Наконец-то появился Сумароков! В день коронации ему был пожалован чин действительного статского советника, что приравнивалось к воинскому званию генерал-лейтенанта. Однако новоиспеченный генерал не только не возгордился, не только не остался благодарен государыне за высочайшую милость, но словно пощечину получил. Раздражение свое и скрывать не пытался.
— «Слово»-то мое тю-тю, Федор Григорьич! — с порога объявил он, забыв даже поздороваться. — Высочайше приказано даже не печатать: недовольна государыня штилем моим. Неуж я и писать разучился, а?
— А может, не в штиле дело-то, Александр Петрович?
— Тело и душа в поэзии едины, друг мой! Не понравилось, вишь, государыне, что правду я в своем «Слове» молвил. А кто ж, кроме поэта, самодержцу и правду-то скажет? Гришка, что ль, Орлов, дружок твой?
— Александр Петрович!..
— Ну-ну… Однако в одном указе уместились… — Сумароков посмотрел в потемневшие глаза Федора и поспешил обнять и облобызать его троекратно. — Ну, здравствуй. Прости меня, старика, совсем злой стал и болтаю лишнего. Вот и матушке, видно, в «Слове» своем наболтал. Однако я все же отыграюсь! — Он достал из кармана камзола листки. — Садись, слушай. Я ведь все равно кого надо проберу — не мытьем, так катаньем. Какой хор я тебе привез! — И он стал читать:
Прилетела на берег синица,
Из заполночнова моря,
Из захолодна океана:
Спрашивали гостейку приезжу,
За морем какия обряды.
— Это за морем, Федор Григорьич, — пояснил Сумароков. — Мы-то не ведаем, что там, за морем, вот синица нам и рассказывает:
Воеводы за морем правдивы;
Дьяк там цуками не ездит…
За морям в подрядах не крадут;
Откупы за морем не в моде…
Завтрем там истца не питают…
В землю денег за морем не прячут.
С крестьян там кожи не сдирают,
Деревень на карты там не ставят,
За морем людьми не торгуют…
За морем ума не пропивают.
Сильныя бессильных там не давят…
Лутче работящий там крестьянин,
Нежель господин тунеядец…
«Вот тебе и хор», — только и подумал Федор. У Сумарокова же глаза заблестели, когда он кончил читать.
— Лихо?
— Это за морем так, Александр Петрович?
— За морем, Федор Григорьич, за морем.
Федор от души рассмеялся. Александр Петрович нахмурил брови, хотел, видно, обидеться, но махнул рукой и тоже рассмеялся.

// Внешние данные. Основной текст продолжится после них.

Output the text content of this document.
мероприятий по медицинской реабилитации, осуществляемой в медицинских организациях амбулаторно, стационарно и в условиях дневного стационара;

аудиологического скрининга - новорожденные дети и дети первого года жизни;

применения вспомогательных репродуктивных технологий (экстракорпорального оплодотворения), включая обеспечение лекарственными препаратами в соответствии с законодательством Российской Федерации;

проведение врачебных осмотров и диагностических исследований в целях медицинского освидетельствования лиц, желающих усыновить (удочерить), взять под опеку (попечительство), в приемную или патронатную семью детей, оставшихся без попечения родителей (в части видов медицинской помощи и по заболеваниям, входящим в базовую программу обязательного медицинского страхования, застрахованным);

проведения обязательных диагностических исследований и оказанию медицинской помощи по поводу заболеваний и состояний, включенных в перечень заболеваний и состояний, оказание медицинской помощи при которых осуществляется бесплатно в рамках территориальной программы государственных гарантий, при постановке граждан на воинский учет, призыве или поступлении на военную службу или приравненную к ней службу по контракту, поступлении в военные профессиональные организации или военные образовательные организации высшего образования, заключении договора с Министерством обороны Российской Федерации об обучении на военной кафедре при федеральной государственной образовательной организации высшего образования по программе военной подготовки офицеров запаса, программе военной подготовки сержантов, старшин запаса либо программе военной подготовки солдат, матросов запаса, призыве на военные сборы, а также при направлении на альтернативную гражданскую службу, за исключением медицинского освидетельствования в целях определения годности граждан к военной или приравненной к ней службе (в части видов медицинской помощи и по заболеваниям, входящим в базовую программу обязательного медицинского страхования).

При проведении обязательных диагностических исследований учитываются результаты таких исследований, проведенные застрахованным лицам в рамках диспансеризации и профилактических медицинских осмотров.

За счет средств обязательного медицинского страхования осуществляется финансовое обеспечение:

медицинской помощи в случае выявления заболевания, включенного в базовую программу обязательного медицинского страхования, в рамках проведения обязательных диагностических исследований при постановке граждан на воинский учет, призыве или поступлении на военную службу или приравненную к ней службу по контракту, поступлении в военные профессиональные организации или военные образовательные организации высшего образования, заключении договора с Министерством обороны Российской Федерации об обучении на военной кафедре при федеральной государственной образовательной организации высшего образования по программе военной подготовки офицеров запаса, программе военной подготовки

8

— Ах, Федор Григорьич, неужли думаешь, я сам не ведаю, что творю. Ведаю. А поди ж ты, знаю, что не то болтаю, а остановиться не могу. Так и ведет меня, так и ведет… — Сумароков посмотрел на листки свои и решительно положил их на стол. — А все ж ты дай государыне почитать.
— Александр Петрович! — взмолился Федор, жалея старого поэта. — И охота вам снова на рожон нарываться? Будет вам, пожалуй, и «Слова».